Baby It's You! isn't the show that critics wanted it to be. Unsurprisingly, reviewers compared it in their write-ups to the beloved Jersey Boys, which continues to run on Broadway, years after its debut. It's a natural comparison to make, really. Jersey Boys details the rise of Frankie Valli and The Four Seasons during approximately the same era that Baby's Shirelles were coming up. The Shirelles would go on to become the most successful all-female group of all-time, which made them prime subjects for a Broadway musical. Especially after Jersey has enjoyed so much success, how could that show go wrong?
But Baby suffers as a result of these lofty expectations. In fact, the show isn't really centered around The Shirelles at all, but focuses on their manager Florence Greenberg and her company, Scepter Records, that would go on to sign some of the biggest names from the 1960s and 1970s. Nevertheless, there's a glaring lack of story, surprises, and twists and turns in this show. Greenberg made tremendous sacrifices to break into the music world and undoubtedly helped pave the way for many others. Yet, the show leaves you longing to know more about the acts she represented, rather than the root of her own actions.
For some fans, the nostalgia of that music and that era is enough to please them; but for the rest of us, we hope for more than just snippets from famous songs when we attend a musical. At the beginning of the second act, it becomes even more clear that the production is covering up for a shortage of plot with a series of performances of songs from other 60s singers and bands. It's not Jersey Boys, or intended to be. Instead, this show is a sampling of some of the greatest hits from an era gone by, remembered fondly by the boomers who want to recapture the greatness of those early days of rock n' roll. In that way, the show reminded me more of Rock of Ages than anything else.
For me, that's the right comparison to draw -- a narrator (who's also a character) walks the audience through a catalog of songs that represented a time of the past, where music mattered more than anything to a select group of people hoping to break into the industry and strike it big. That's a trope that Rock of Ages plays off well, complete with characters who embody stereotypes that we can all spot from a mile away. Baby might have been better off using that as a model, to relive the changing styles of music from the late 50s through the early 70s through The Shirelles' own evolving sound and situation. But, again, that's not what Baby is after.

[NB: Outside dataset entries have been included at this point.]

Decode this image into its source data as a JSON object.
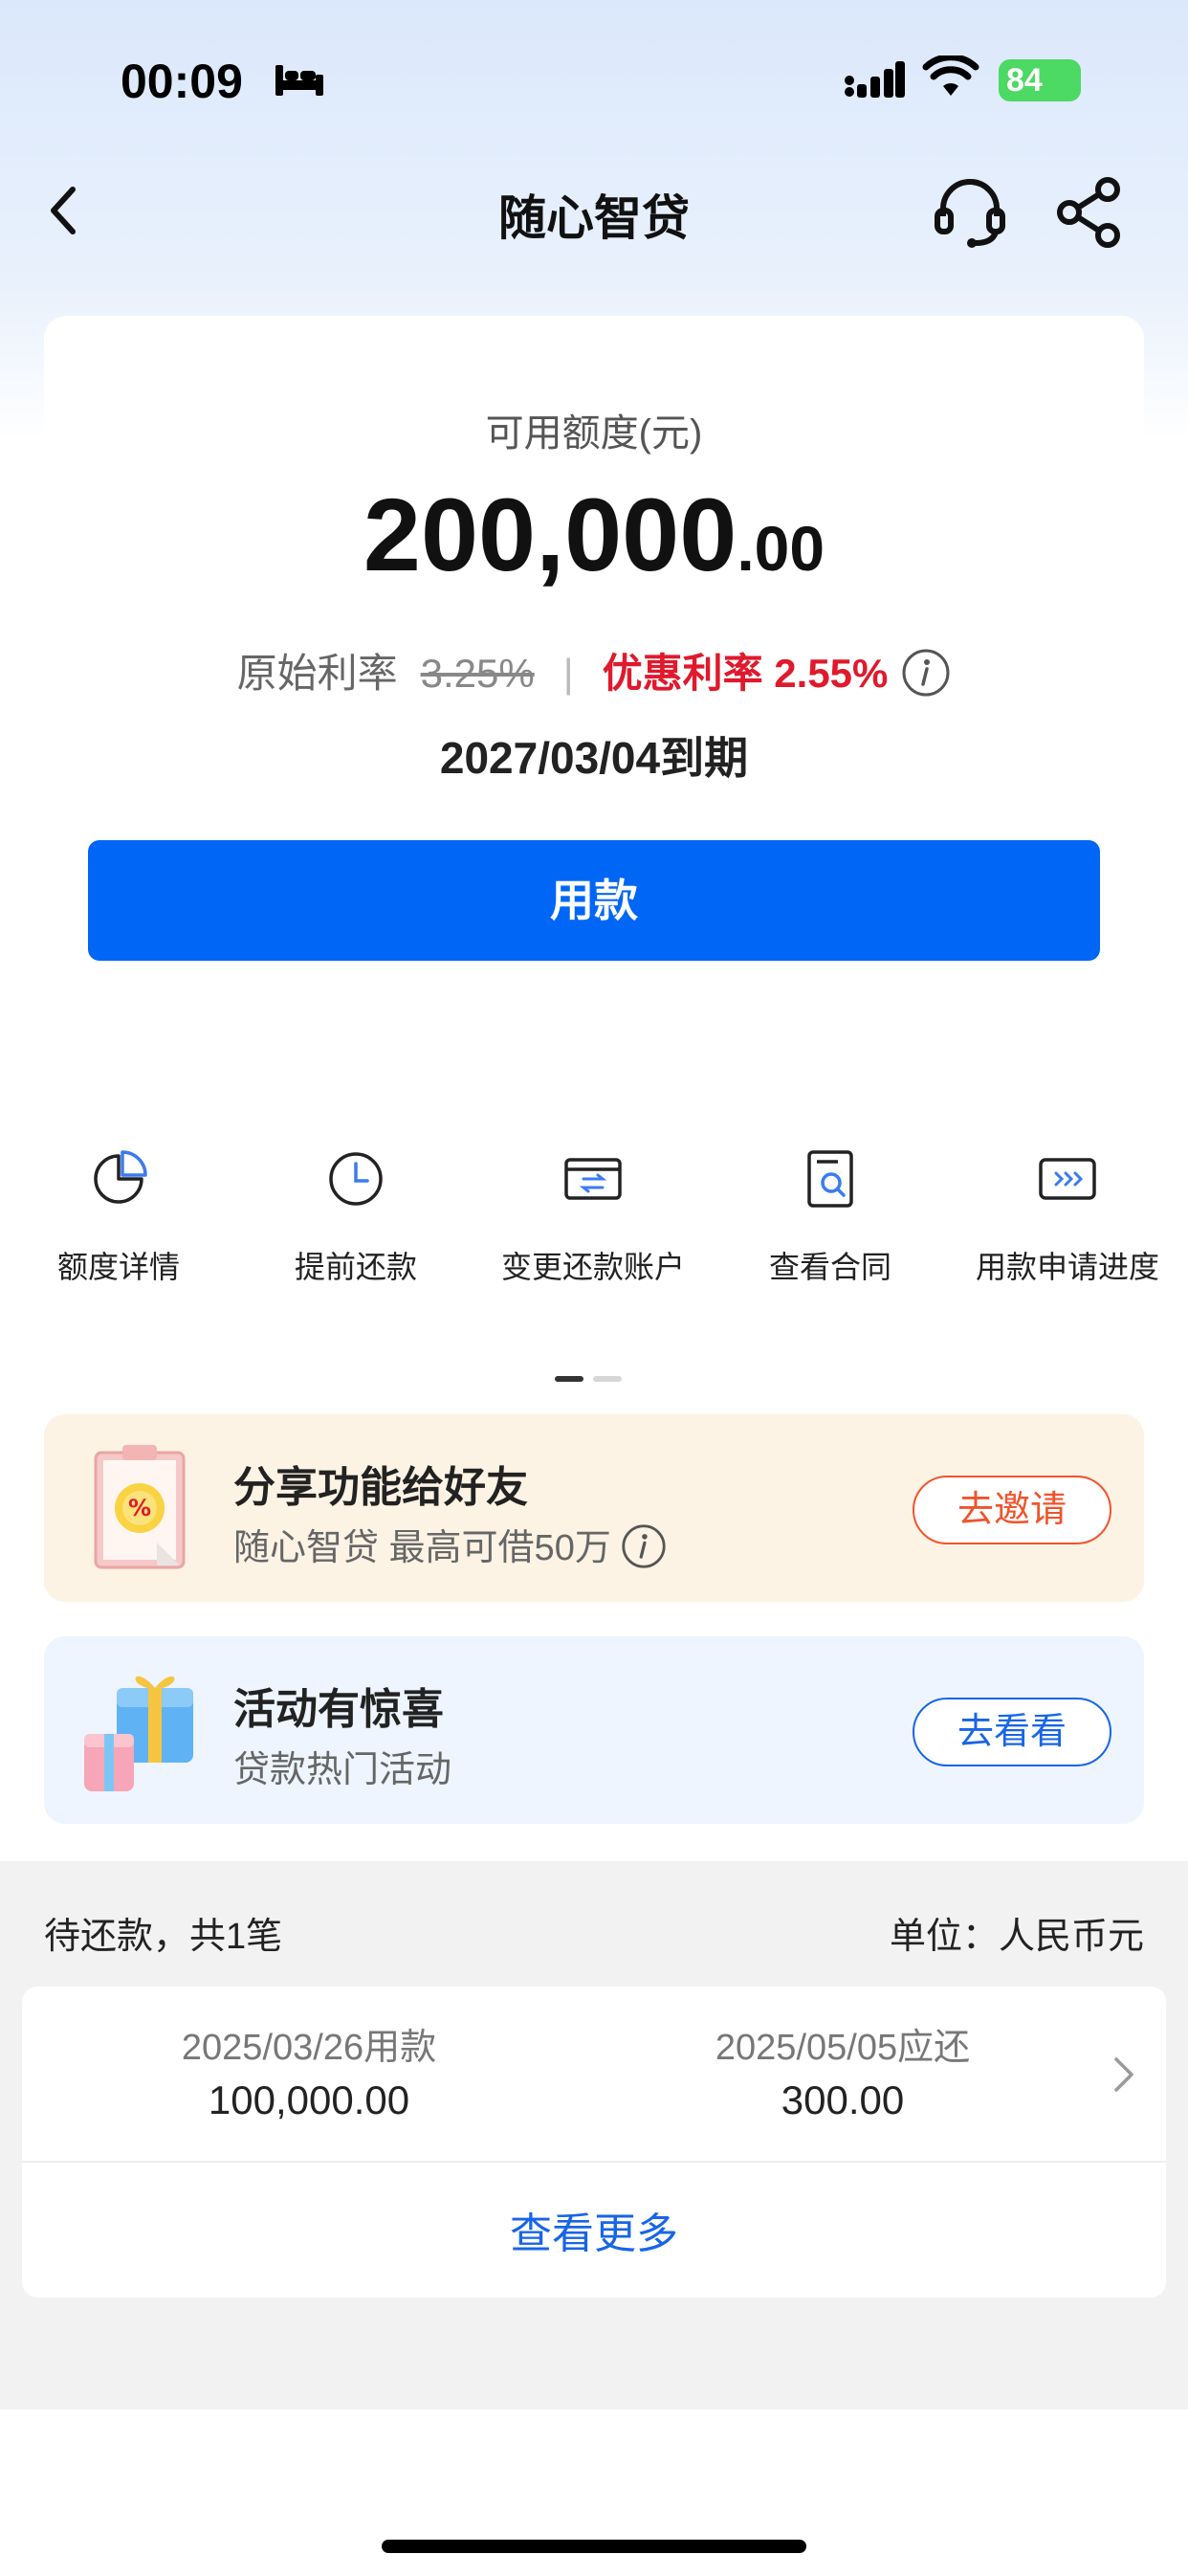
{
  "status_bar": {
    "time": "00:09",
    "battery": "84"
  },
  "nav": {
    "title": "随心智贷"
  },
  "credit": {
    "label": "可用额度(元)",
    "amount_integer": "200,000",
    "amount_decimal": ".00",
    "original_rate_label": "原始利率",
    "original_rate": "3.25%",
    "separator": "|",
    "promo_rate": "优惠利率 2.55%",
    "due_date": "2027/03/04到期",
    "use_button": "用款"
  },
  "quick_menu": [
    {
      "label": "额度详情",
      "icon": "pie-chart-icon"
    },
    {
      "label": "提前还款",
      "icon": "clock-icon"
    },
    {
      "label": "变更还款账户",
      "icon": "card-switch-icon"
    },
    {
      "label": "查看合同",
      "icon": "contract-search-icon"
    },
    {
      "label": "用款申请进度",
      "icon": "progress-icon"
    }
  ],
  "banners": {
    "share": {
      "title": "分享功能给好友",
      "subtitle": "随心智贷 最高可借50万",
      "button": "去邀请"
    },
    "event": {
      "title": "活动有惊喜",
      "subtitle": "贷款热门活动",
      "button": "去看看"
    }
  },
  "pending": {
    "title": "待还款，共1笔",
    "unit": "单位：人民币元",
    "loan": {
      "borrow_caption": "2025/03/26用款",
      "borrow_amount": "100,000.00",
      "due_caption": "2025/05/05应还",
      "due_amount": "300.00"
    },
    "more": "查看更多"
  },
  "colors": {
    "primary": "#0066f5",
    "promo_red": "#e0192c",
    "invite_orange": "#f0542c",
    "link_blue": "#1765e8"
  }
}
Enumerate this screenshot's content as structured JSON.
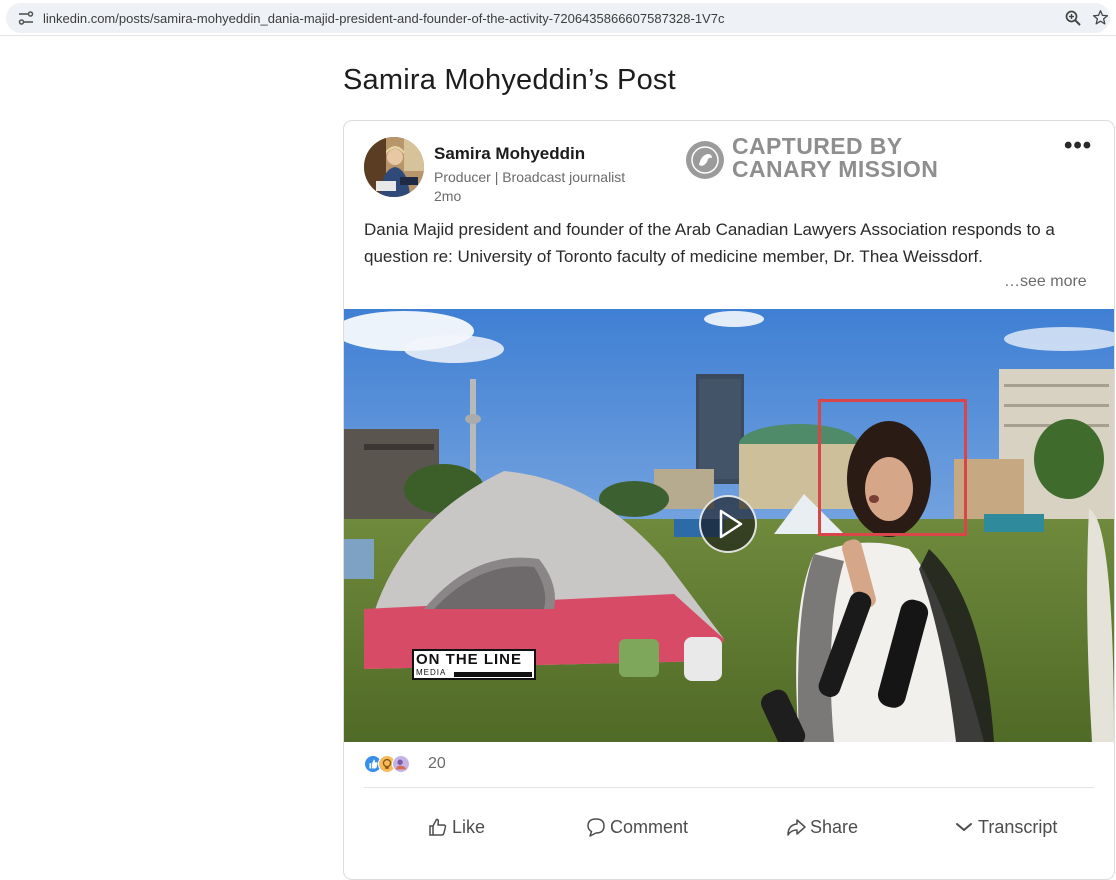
{
  "browser": {
    "url": "linkedin.com/posts/samira-mohyeddin_dania-majid-president-and-founder-of-the-activity-7206435866607587328-1V7c",
    "icons": [
      "site-settings-icon",
      "zoom-icon",
      "bookmark-star-icon"
    ]
  },
  "page": {
    "title": "Samira Mohyeddin’s Post"
  },
  "post": {
    "author_name": "Samira Mohyeddin",
    "author_title": "Producer | Broadcast journalist",
    "time": "2mo",
    "more_label": "•••",
    "text": "Dania Majid president and founder of the Arab Canadian Lawyers Association responds to a question re: University of Toronto faculty of medicine member, Dr. Thea Weissdorf.",
    "see_more": "…see more",
    "watermark_line1": "CAPTURED BY",
    "watermark_line2": "CANARY MISSION",
    "video_logo_main": "ON THE LINE",
    "video_logo_sub": "MEDIA",
    "reactions": {
      "types": [
        "like",
        "insightful",
        "support"
      ],
      "count": "20"
    },
    "actions": {
      "like": "Like",
      "comment": "Comment",
      "share": "Share",
      "transcript": "Transcript"
    }
  },
  "colors": {
    "accent": "#0a66c2",
    "highlight_box": "#d9464a",
    "watermark": "#8e8e8e"
  }
}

What was clear, though, from the audience is that they were ready to rock. From the start of the show through the final curtain call, people were singing along, clapping, and tapping their feet with the band. Most people seemed to be having a good time. It was those waits between songs that left people anxious for the next tune to come on, almost as if they were living with commercial breaks that occasionally pop up on their favorite radio stations. Even after all these years, it's the music that really speaks to them.